1401b wrote:
-disclaimer: all instances of the word "you" is intended as purely fictional, and NOT intended to offend any persons, living, dead or reading this post, and is purely coincidental.
Or something.
I used to buy into the concepts, slander, and sophistry that haterz would regurgitate, apparently at random.
I really tested whether I was wrong or weird or awful. And I still do as a first Pavlovian response.
But there’s a fundamental logical flaw in automatically assuming everyone else is always right.
...If I can remember.
- ‘Boy somebody got excited.’ ... (wow, shoot down my balloon)
- ‘Why can’t you?’ ... (how should I know? why don’t you tell me about gravity, and if I can punch lame holes in your explanation does it mean you’ll suddenly float away?)
- ‘Relax.’ ... (gah, shut up)
- ‘You’re just making excuses.’ ... (you asked me for an answer, and I’m respecting you enough to dedicate valuable mental run-time to answer you, so try not to call me a liar too. If it was just that I didn’t want to do it, I would have said, “Because, I don’t want to do it.”)
- ‘Nobody else has a problem with it.’ ... (oh, I’m the only person on the planet that does, so I’m either the most bizarre freak ever, or a liar, huh?)

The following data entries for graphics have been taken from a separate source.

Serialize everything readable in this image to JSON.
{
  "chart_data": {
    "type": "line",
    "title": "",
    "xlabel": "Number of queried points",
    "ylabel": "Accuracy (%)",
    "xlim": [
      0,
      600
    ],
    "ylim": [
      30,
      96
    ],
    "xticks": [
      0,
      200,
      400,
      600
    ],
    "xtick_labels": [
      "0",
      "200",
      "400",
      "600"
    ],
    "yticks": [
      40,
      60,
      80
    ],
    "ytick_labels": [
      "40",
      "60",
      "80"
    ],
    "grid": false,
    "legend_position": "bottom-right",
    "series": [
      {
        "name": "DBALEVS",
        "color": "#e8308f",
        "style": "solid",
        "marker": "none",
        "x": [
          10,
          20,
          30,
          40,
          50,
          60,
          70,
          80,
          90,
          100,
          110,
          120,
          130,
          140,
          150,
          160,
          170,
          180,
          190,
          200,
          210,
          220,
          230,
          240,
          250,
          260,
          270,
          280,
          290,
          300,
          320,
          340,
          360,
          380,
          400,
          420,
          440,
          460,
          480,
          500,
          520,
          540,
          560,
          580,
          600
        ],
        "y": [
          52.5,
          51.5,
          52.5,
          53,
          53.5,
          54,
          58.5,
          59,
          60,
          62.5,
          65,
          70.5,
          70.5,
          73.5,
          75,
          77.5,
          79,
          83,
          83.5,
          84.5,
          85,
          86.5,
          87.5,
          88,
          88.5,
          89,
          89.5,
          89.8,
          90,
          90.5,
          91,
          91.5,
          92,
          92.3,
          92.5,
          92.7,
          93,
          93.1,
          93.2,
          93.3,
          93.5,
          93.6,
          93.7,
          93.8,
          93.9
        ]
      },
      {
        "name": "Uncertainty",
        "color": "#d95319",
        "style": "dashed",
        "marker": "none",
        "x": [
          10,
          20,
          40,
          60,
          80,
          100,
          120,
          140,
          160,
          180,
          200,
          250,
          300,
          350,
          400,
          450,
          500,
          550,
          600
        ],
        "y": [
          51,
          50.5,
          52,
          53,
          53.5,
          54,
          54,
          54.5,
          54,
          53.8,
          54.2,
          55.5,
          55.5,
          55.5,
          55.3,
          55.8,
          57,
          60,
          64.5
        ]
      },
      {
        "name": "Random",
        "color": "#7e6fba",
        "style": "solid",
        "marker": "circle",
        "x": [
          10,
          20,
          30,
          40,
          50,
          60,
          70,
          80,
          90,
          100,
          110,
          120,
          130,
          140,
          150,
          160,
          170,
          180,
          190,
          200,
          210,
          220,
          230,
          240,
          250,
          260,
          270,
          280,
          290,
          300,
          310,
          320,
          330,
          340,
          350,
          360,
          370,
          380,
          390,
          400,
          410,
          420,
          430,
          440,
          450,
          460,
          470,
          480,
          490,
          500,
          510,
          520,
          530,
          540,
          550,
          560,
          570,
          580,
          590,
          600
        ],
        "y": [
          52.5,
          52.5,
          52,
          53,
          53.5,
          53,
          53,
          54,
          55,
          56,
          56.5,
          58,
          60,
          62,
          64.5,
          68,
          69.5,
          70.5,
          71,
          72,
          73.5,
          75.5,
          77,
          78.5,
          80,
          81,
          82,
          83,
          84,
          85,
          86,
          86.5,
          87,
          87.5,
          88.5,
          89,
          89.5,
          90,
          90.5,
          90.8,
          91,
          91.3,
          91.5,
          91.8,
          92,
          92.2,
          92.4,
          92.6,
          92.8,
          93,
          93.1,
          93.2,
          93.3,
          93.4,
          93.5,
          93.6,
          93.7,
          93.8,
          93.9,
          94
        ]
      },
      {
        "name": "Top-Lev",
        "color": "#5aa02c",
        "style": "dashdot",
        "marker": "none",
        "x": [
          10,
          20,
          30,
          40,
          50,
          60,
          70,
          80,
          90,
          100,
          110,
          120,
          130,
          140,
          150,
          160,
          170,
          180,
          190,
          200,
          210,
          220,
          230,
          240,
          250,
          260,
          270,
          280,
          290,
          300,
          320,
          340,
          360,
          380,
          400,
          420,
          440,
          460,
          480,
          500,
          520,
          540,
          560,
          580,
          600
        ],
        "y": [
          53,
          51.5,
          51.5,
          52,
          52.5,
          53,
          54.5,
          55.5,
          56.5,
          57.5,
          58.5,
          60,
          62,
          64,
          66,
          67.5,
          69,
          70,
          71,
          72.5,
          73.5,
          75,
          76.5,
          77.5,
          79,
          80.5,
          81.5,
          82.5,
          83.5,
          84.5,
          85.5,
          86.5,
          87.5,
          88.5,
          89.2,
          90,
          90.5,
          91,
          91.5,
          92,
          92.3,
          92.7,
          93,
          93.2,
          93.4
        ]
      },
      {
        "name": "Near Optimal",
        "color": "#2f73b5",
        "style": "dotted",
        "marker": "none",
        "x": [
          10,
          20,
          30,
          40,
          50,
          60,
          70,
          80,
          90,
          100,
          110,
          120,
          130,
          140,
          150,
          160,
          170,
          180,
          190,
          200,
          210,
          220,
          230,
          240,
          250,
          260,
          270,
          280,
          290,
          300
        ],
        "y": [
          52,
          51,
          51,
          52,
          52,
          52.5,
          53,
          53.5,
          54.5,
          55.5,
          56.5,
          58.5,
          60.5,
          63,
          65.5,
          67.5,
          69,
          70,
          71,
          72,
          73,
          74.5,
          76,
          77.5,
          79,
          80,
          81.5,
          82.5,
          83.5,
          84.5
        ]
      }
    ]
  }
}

- ‘You make everything complicated.’ ... (*blink blink* I make the world complicated? The car you drive every day has about 30,000 parts that I didn’t make, but you think I’m the one causing it?)
- ‘You’re wrong.’ ... (“Well Mr. 14.01b, I don’t know what the right answer is, and have no guesses on even a wrong answer, but it can’t even possibly be what you said.”)
- ‘I’ve never had a problem.’ ... (or maybe you have, and are just too dumb to know it.)
- ‘You think too much.’ ... (or conversely…)
- ‘Boy you sure over-analyzed that.’ ... (but, you didn’t notice that I did that in approx. 2.61 seconds, so you’re implying I’m obsessive?)
- ‘You’re so negative.’ ... (or maybe I’m more optimistic than you can possibly understand because I already see solutions to everything up to this (“negative”) next point, which by the way, is about a mile farther down the road than the end of your nose.
- ‘You’re looking for problems!’ ... (duh, it’s called preparation, you might wanna go talk to a boy scout.)
- ‘You could just (insert lame idea here) ... (over the course of my life I’ve spent approx. 2 million times more on this than your 15 seconds of contemplation, so thanks for imagining neither I nor anyone else on the planet has thought of that already, AND for getting mad at me for not instantly re-devoting all my current & future life-resources pursuing your thoughtless platitude.
These are excellent examples!
Here are some more:
You aren't alone; others are (doing, being, experiencing) that too. (Why should I care, and how does that impact me?
)
Don't borrow trouble. (This in response to me trying to anticipate and prepare for all eventualities)
How do you think
she or
he felt? (I don't know. Try telling me how
you know!)
Couldn't you see that they were just kidding? (Uh...NO!)
You are just too thin skinned! (Show me how to trade in for a thicker one then.)
Love your list, the one I hate is "What's Wrong" --- nothing is f*****g wrong, I am neither happy or sad, I am focused and your implication that there is something wrong, is currently the only going wrong in my life.